Onu sırdaşı olarak belirliyor.
Sadece ablası Gloria ve öğretmeni onu koruyor ve gerçekten sevdiğini belli ediyor.
Mahalleye gelen sokak sanatçısıyla birlikte ablası Gloria’ya şarkı sözü vermesi karşılığında şarkı söylemeyi teklif ediyor.
Ve her Salı beraber şarkı söylüyorlar.
Hatta bunun için bir süre sonra babasından dayak bile yiyor.
Herkesin arabasının arkasına tutunmak istediği şehrin Portekizli zengininin arabasına bir cesaretle tutunuyor.
Tabi arabanın sahibinden fırçayı da yiyor.
Ancak daha sonra Zeze’yi bacağı yaralı halde gören Portekizli onu hastaneye götürüyor ve aralarında dostluk gelişiyor.
Neredeyse her gün buluşup sohbet ediyorlar.
Zeze onu babasının yerine koymaya ve ona bağlanmaya başlıyor.
Ona Portuga ismini koyuyor.
Ancak bu bağlanma çok uzun sürmüyor.
Bir gün Zeze abisi ve diğer ablasından dayak yiyor ve yatağa düşüyor.
Ölmeyi isteyecek kadar hayattan nefret etmeye başlıyor.
Sadece Portuga’sının onun babası olması durumunda hiç yaramazlık yapmayacağını söylüyor.
Ancak Zeze iyileşip okula döndüğünde Portuga’nın arabasının trenin altında kaldığını ve Portuga’nın öldüğünü öğreniyor.
Aynı zamanda abisi şeker portakalı fidanını keseceğini söylüyor.
Bu haberi alan Zeze yataklara düşüyor. Hiçbir şey yemiyor içmiyor.
Çok zayıflıyor. Herkes onun öleceğini sanıyor.
Abisi kendisi yüzünden böyle olduğunu düşünüp şeker portakalının çiçeklendiğini ve onu kesmeyeceğini söylüyor.
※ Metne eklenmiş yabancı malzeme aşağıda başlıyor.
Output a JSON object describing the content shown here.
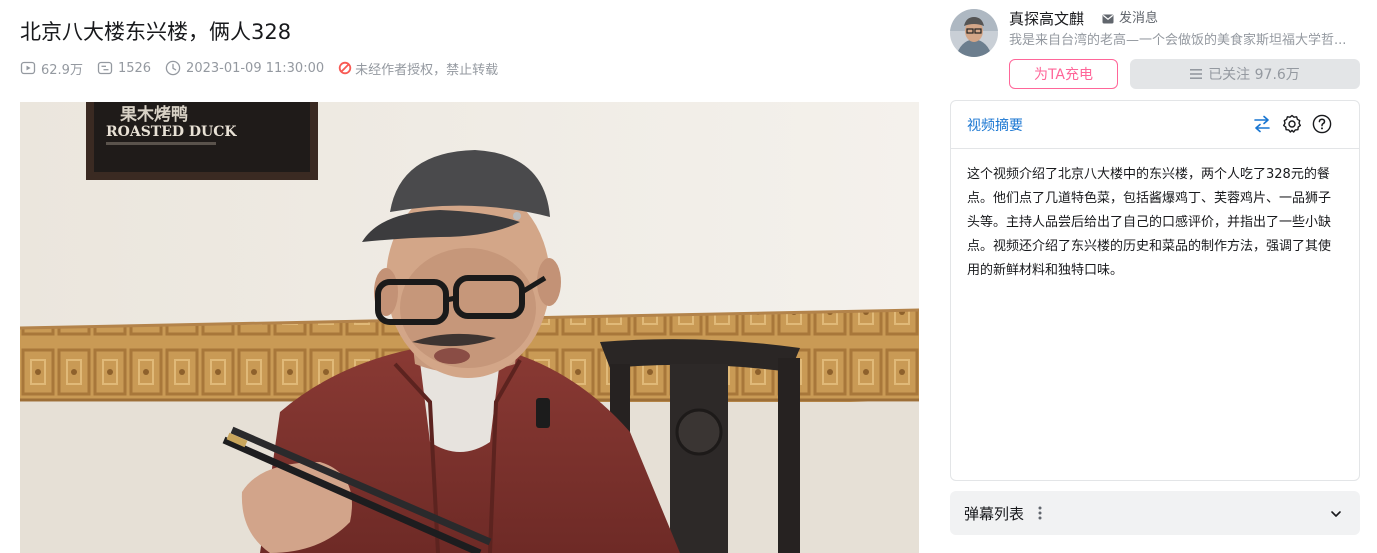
{
  "video": {
    "title": "北京八大楼东兴楼，俩人328",
    "views": "62.9万",
    "danmaku_count": "1526",
    "publish_time": "2023-01-09 11:30:00",
    "copyright_notice": "未经作者授权，禁止转载"
  },
  "player": {
    "frame_sign": {
      "line1": "果木烤鸭",
      "line2": "ROASTED DUCK"
    },
    "icon": "video-frame"
  },
  "uploader": {
    "name": "真探高文麒",
    "message_label": "发消息",
    "description": "我是来自台湾的老高—一个会做饭的美食家斯坦福大学哲...",
    "charge_label": "为TA充电",
    "follow_label": "已关注 97.6万"
  },
  "summary": {
    "tab_label": "视频摘要",
    "text": "这个视频介绍了北京八大楼中的东兴楼，两个人吃了328元的餐点。他们点了几道特色菜，包括酱爆鸡丁、芙蓉鸡片、一品狮子头等。主持人品尝后给出了自己的口感评价，并指出了一些小缺点。视频还介绍了东兴楼的历史和菜品的制作方法，强调了其使用的新鲜材料和独特口味。",
    "tools": [
      "swap-icon",
      "gear-icon",
      "help-icon"
    ]
  },
  "danmaku_list": {
    "title": "弹幕列表",
    "more_icon": "more-vertical-icon",
    "expand_icon": "chevron-down-icon"
  },
  "colors": {
    "accent_pink": "#ff6699",
    "accent_blue": "#1976d2",
    "warn_red": "#f85a54",
    "muted_text": "#9499a0"
  }
}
Zeze şeker portakalının artık büyüdüğünü ve kendisinin de onun gibi büyümeye başladığını fark ediyor.
Bir süre sonra Zeze kendisine gelse de artık eski Zeze değildir.
Büyük travmalarla geçmiş hayatlar insanları çabuk olgunlaştırıyor.
Annemin ölümü ve zorlu bir hayat sonrası daha üniversitedeyken babamın vefat etmesi gerçekten beni de çabuk olgunlaştırdı diyebilirim.
“Şeker Portakalı” gerçekten sizi ağlatacak, içinizi ısıtacak derecede güzel.
Yazar Jose Mauro de Vasconcelos‘un anlatımı insanı kitabın içine çekiyor. Ve Zeze’yi yaşamamızı sağlıyor.
Kitapta çocuklarından gözünden bakmayı, saf kalpleriyle dünyaya ve büyüklerine nasıl baktıklarını görecek ve hissedeceksiniz.
Onların küçücük kalpleriyle bu kadar ağır koşulları nasıl kaldırabildiklerine şaşıracaksınız.
Bağ kurmanın, çocuklarımızla her anımızı değerlendirmenin ne kadar önemli olduğunu göreceksiniz.
Ve inanın bana içinizdeki Zeze’yi bulup ona merhamet edeceksiniz.